Matteo Renzi non si sente sconfitto, tutt’altro. «Con questi voti non vanno da nessuna parte. Quello Conte è un governo a termine e io divento l’ago della bilancia». E a Porta a Porta annuncia il no di Iv alla relazione Bonafede sulla giustizia.

Renzi: Conte parla di nobili ideali ma offre poltrone

Non solo. Ma il Corriere riporta i resoconti puntuali fatti dall’ex rottamatore sull’offerta di poltrone da parte di Giuseppe Conte, il quale poi in aula parla di nobili ideali e di politica di servizio. «Sono mesi – racconta Renzi – che chiedo a Conte di fare un governo nuovo e di alto profilo e lui sapete come mi ha risposto le ultime volte? Offrendomi poltrone». «A me – prosegue con il suo racconto – dice: “Vuoi l’Onu?”. Io gli rispondo: “Guarda che è la Nato, non l’Onu, e comunque no grazie”. Alla Boschi, la più trattativista di noi, quando va da lui da sola offre il ministero di Bonafede, la Giustizia. Lei gli dice: “Guarda che sono plurindagata” . “Che c’entra, lo sono stato pure io”, le risponde Conte. Insomma era convinto che facendo un po’ di mercato e offrendo qualche poltrona, come sta facendo adesso, tutto si sarebbe risolto. Uno spettacolo indecoroso».
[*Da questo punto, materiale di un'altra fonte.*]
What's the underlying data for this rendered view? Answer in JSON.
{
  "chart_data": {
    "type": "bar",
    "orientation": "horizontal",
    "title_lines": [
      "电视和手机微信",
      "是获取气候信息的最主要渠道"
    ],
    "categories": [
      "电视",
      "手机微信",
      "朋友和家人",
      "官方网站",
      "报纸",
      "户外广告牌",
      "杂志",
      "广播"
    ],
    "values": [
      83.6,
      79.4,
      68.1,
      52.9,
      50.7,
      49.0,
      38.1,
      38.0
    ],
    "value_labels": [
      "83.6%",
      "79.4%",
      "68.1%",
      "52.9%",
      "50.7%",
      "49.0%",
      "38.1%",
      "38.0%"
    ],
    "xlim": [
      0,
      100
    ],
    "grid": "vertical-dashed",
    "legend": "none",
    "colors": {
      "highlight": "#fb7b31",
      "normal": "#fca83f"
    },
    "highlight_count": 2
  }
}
Zingaretti? Si è rimangiato le critiche al governo

Infine, Renzi si sente tradito da Nicola Zingaretti, il quale sembra aver lasciato il timone del Pd allo strategia Bettini e si è rimangiato tutte le sue perplessità sull’andazzo del governo Conte. «Zingaretti – spiega – voleva un nuovo governo, me lo ha detto tante volte. Poi ha cambiato idea. Se gli sta bene governare con Binetti e Merlo, auguri».
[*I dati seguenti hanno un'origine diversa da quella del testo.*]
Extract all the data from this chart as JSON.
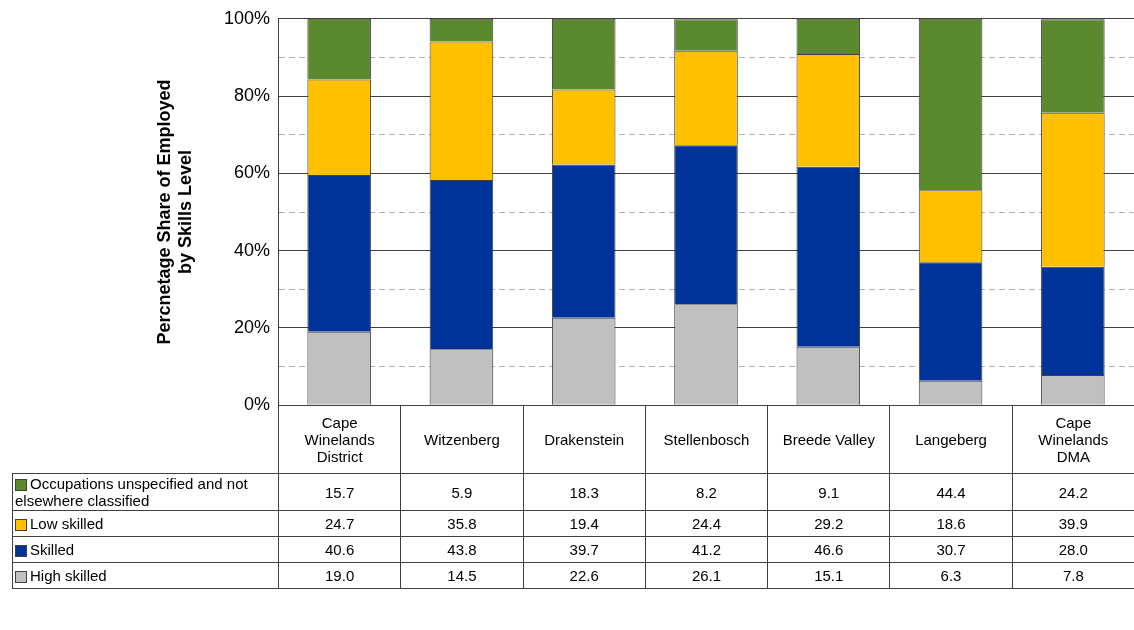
{
  "chart_data": {
    "type": "bar",
    "stacked": true,
    "ylabel": "Percnetage Share of Employed by Skills Level",
    "categories": [
      "Cape Winelands District",
      "Witzenberg",
      "Drakenstein",
      "Stellenbosch",
      "Breede Valley",
      "Langeberg",
      "Cape Winelands DMA"
    ],
    "series": [
      {
        "name": "High skilled",
        "color": "#c0c0c0",
        "values": [
          19.0,
          14.5,
          22.6,
          26.1,
          15.1,
          6.3,
          7.8
        ],
        "value_labels": [
          "19.0",
          "14.5",
          "22.6",
          "26.1",
          "15.1",
          "6.3",
          "7.8"
        ]
      },
      {
        "name": "Skilled",
        "color": "#003399",
        "values": [
          40.6,
          43.8,
          39.7,
          41.2,
          46.6,
          30.7,
          28.0
        ],
        "value_labels": [
          "40.6",
          "43.8",
          "39.7",
          "41.2",
          "46.6",
          "30.7",
          "28.0"
        ]
      },
      {
        "name": "Low skilled",
        "color": "#ffc000",
        "values": [
          24.7,
          35.8,
          19.4,
          24.4,
          29.2,
          18.6,
          39.9
        ],
        "value_labels": [
          "24.7",
          "35.8",
          "19.4",
          "24.4",
          "29.2",
          "18.6",
          "39.9"
        ]
      },
      {
        "name": "Occupations unspecified and not elsewhere classified",
        "color": "#5b8a2e",
        "values": [
          15.7,
          5.9,
          18.3,
          8.2,
          9.1,
          44.4,
          24.2
        ],
        "value_labels": [
          "15.7",
          "5.9",
          "18.3",
          "8.2",
          "9.1",
          "44.4",
          "24.2"
        ]
      }
    ],
    "ylim": [
      0,
      100
    ],
    "yticks": [
      {
        "value": 0,
        "label": "0%"
      },
      {
        "value": 10,
        "label": null
      },
      {
        "value": 20,
        "label": "20%"
      },
      {
        "value": 30,
        "label": null
      },
      {
        "value": 40,
        "label": "40%"
      },
      {
        "value": 50,
        "label": null
      },
      {
        "value": 60,
        "label": "60%"
      },
      {
        "value": 70,
        "label": null
      },
      {
        "value": 80,
        "label": "80%"
      },
      {
        "value": 90,
        "label": null
      },
      {
        "value": 100,
        "label": "100%"
      }
    ],
    "grid": "y",
    "legend": "bottom"
  }
}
Brucia l’addio di Riccardo Nencini

Ma il vero nodo restano i transfughi. Brucia l’addio di Riccardo Nencini, che ha votato la fiducia in zona Cesarini e che Renzi aveva definito un “fratello”.  E’ vero che ha ricevuto l’offerta di un sottosegretariato per tornare in maggioranza? «No, da ministro, me lo ha detto lui. Lo capisco e gli faccio i miei auguri. Ma quanti posti dovranno dare? A Nencini, al Maie, alla Binetti, al Pd? Hanno tutte queste poltrone da offrire?». L’addio di Nencini, però, non comporterà un problema ulteriore perché non se ne andrà via portandosi dietro il simbolo del Psi, senza il quale Italia viva, per il regolamento del Senato, non avrebbe più un gruppo autonomo. «Il mio gruppo non salta», è la rassicurazione di Renzi.